THE EYES OF TAMMY FAYE
Starring: Jessica Chastain, Andrew Garfield, Vincent D’Onofrio, Cherry Jones, Mark Wystrach, Sam Jaeger, and Louis Cancelmi
Director: Michael Showalter
The Eyes of Tammy Faye was a very welcome surprise for me. Having not known too much about Tammy Faye and Jim Bakker, it provides not just a fascinating look at the rise and fall of their empire, but a humanizing portrayal of Tammy herself. Jessica Chastain has never been better, as she gives an unrecognizable and extremely emotional performance through some truly remarkable makeup and prosthetics. The story is told in an appropriately entertaining way that's both funny and moving, teetering the line of satire, and it's a fascinating film that I truly recommend.
While not one of Michael Showalter's more balanced efforts, The Eyes of Tammy Faye remains yet another show of unspoken skill for the director. Apart from Jessica Chastain’s remarkable performance in the titular role, the quiet strength of the film is that it never becomes outright cynical despite remaining factual to the nature of its subject. The film invites one to know who Tammy Bakker was, regardless of how involved she may have been in the Bakkers' crimes. It's a bit long and feels slightly unfocused, but the heart is there, which Chastain carries to the end.

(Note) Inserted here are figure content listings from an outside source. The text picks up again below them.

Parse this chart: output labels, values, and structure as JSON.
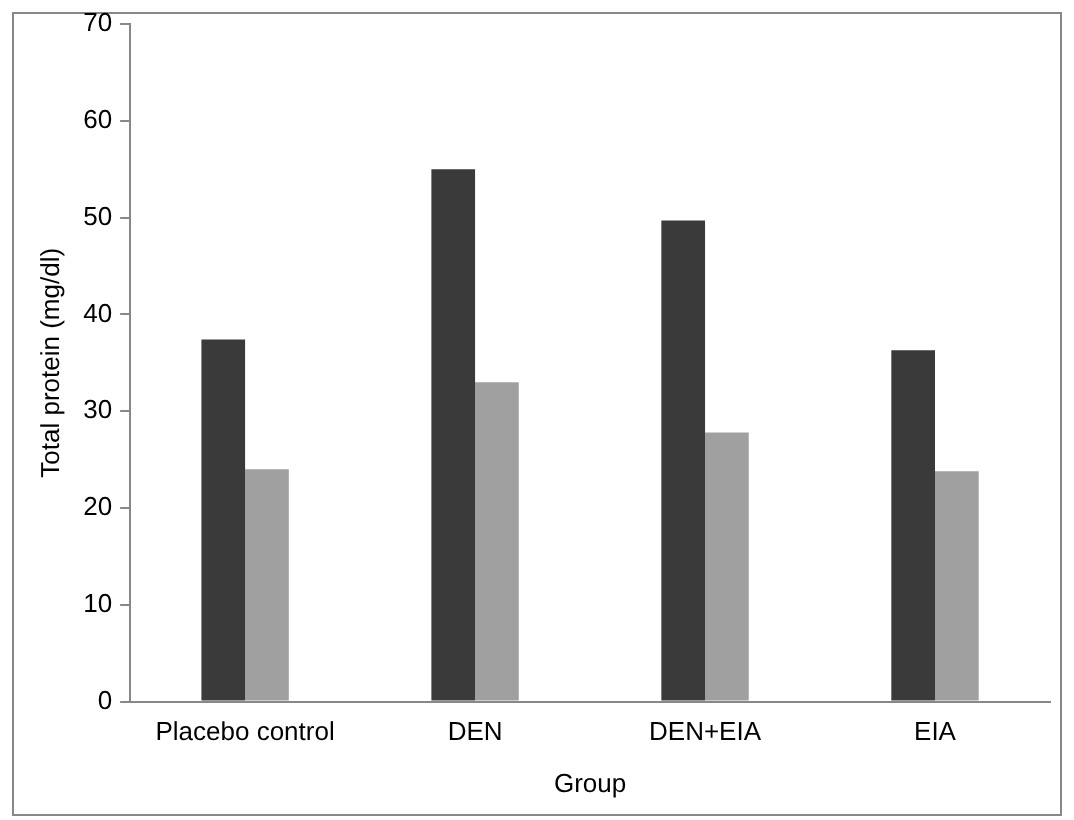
{
  "chart_data": {
    "type": "bar",
    "xlabel": "Group",
    "ylabel": "Total protein (mg/dl)",
    "categories": [
      "Placebo control",
      "DEN",
      "DEN+EIA",
      "EIA"
    ],
    "series": [
      {
        "color": "#3a3a3a",
        "values": [
          37.4,
          55,
          49.7,
          36.3
        ]
      },
      {
        "color": "#a0a0a0",
        "values": [
          24,
          33,
          27.8,
          23.8
        ]
      }
    ],
    "ylim": [
      0,
      70
    ],
    "yticks": [
      0,
      10,
      20,
      30,
      40,
      50,
      60,
      70
    ],
    "grid": false,
    "legend": false
  }
}
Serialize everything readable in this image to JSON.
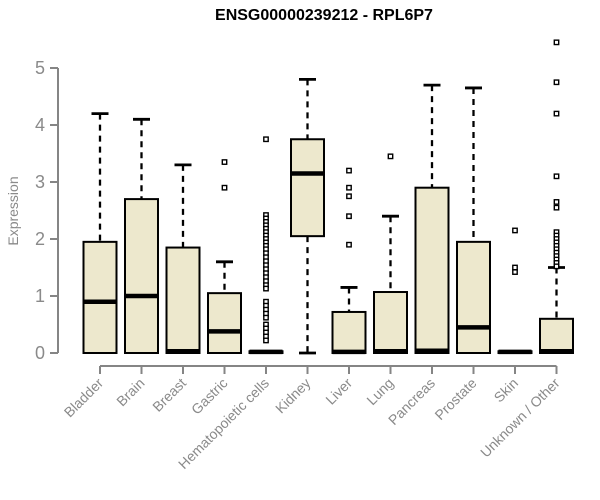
{
  "title": "ENSG00000239212 - RPL6P7",
  "colors": {
    "background": "#ffffff",
    "box_fill": "#ede8cd",
    "box_stroke": "#000000",
    "median_stroke": "#000000",
    "whisker_stroke": "#000000",
    "outlier_stroke": "#000000",
    "outlier_fill": "#ffffff",
    "axis_line": "#858585",
    "axis_text": "#8a8a8a",
    "title_text": "#000000"
  },
  "chart_data": {
    "type": "boxplot",
    "title": "ENSG00000239212 - RPL6P7",
    "xlabel": "",
    "ylabel": "Expression",
    "ylim": [
      0,
      5.5
    ],
    "yticks": [
      0,
      1,
      2,
      3,
      4,
      5
    ],
    "grid": false,
    "legend": null,
    "categories": [
      "Bladder",
      "Brain",
      "Breast",
      "Gastric",
      "Hematopoietic cells",
      "Kidney",
      "Liver",
      "Lung",
      "Pancreas",
      "Prostate",
      "Skin",
      "Unknown / Other"
    ],
    "boxes": [
      {
        "category": "Bladder",
        "whisker_low": 0,
        "q1": 0,
        "median": 0.9,
        "q3": 1.95,
        "whisker_high": 4.2,
        "outliers": []
      },
      {
        "category": "Brain",
        "whisker_low": 0,
        "q1": 0,
        "median": 1.0,
        "q3": 2.7,
        "whisker_high": 4.1,
        "outliers": []
      },
      {
        "category": "Breast",
        "whisker_low": 0,
        "q1": 0,
        "median": 0.03,
        "q3": 1.85,
        "whisker_high": 3.3,
        "outliers": []
      },
      {
        "category": "Gastric",
        "whisker_low": 0,
        "q1": 0,
        "median": 0.38,
        "q3": 1.05,
        "whisker_high": 1.6,
        "outliers": [
          3.35,
          2.9
        ]
      },
      {
        "category": "Hematopoietic cells",
        "whisker_low": 0,
        "q1": 0,
        "median": 0.02,
        "q3": 0.03,
        "whisker_high": 0.03,
        "outliers": [
          3.75,
          2.42,
          2.36,
          2.3,
          2.24,
          2.18,
          2.12,
          2.06,
          2.0,
          1.94,
          1.88,
          1.82,
          1.75,
          1.68,
          1.61,
          1.54,
          1.47,
          1.4,
          1.33,
          1.26,
          1.19,
          1.13,
          0.9,
          0.83,
          0.76,
          0.69,
          0.62,
          0.5,
          0.43,
          0.36,
          0.29,
          0.22
        ]
      },
      {
        "category": "Kidney",
        "whisker_low": 0,
        "q1": 2.05,
        "median": 3.15,
        "q3": 3.75,
        "whisker_high": 4.8,
        "outliers": []
      },
      {
        "category": "Liver",
        "whisker_low": 0,
        "q1": 0,
        "median": 0.02,
        "q3": 0.72,
        "whisker_high": 1.15,
        "outliers": [
          3.2,
          2.9,
          2.75,
          2.4,
          1.9
        ]
      },
      {
        "category": "Lung",
        "whisker_low": 0,
        "q1": 0,
        "median": 0.03,
        "q3": 1.07,
        "whisker_high": 2.4,
        "outliers": [
          3.45
        ]
      },
      {
        "category": "Pancreas",
        "whisker_low": 0,
        "q1": 0,
        "median": 0.04,
        "q3": 2.9,
        "whisker_high": 4.7,
        "outliers": []
      },
      {
        "category": "Prostate",
        "whisker_low": 0,
        "q1": 0,
        "median": 0.45,
        "q3": 1.95,
        "whisker_high": 4.65,
        "outliers": []
      },
      {
        "category": "Skin",
        "whisker_low": 0,
        "q1": 0,
        "median": 0.02,
        "q3": 0.03,
        "whisker_high": 0.03,
        "outliers": [
          2.15,
          1.5,
          1.42
        ]
      },
      {
        "category": "Unknown / Other",
        "whisker_low": 0,
        "q1": 0,
        "median": 0.03,
        "q3": 0.6,
        "whisker_high": 1.5,
        "outliers": [
          5.45,
          4.75,
          4.2,
          3.1,
          2.65,
          2.55,
          2.12,
          2.06,
          2.0,
          1.94,
          1.88,
          1.82,
          1.76,
          1.7,
          1.64,
          1.58,
          1.52
        ]
      }
    ]
  }
}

While I can appreciate the effort that went into making The Eyes of Tammy Faye, especially Jessica Chastain’s transformative and award-worthy performance, I had a really tough time connecting with this movie. Maybe I have preconceived (and incorrect?) notions about who the Bakkers (Andrew Garfield and Chastain) were that are impossible to overcome, but this movie wants the viewer to feel undeserved sympathy for these religious fraudsters. Frankly, that’s a hard sell for me. It’s not easy to get invested in a movie when you don’t believe its message.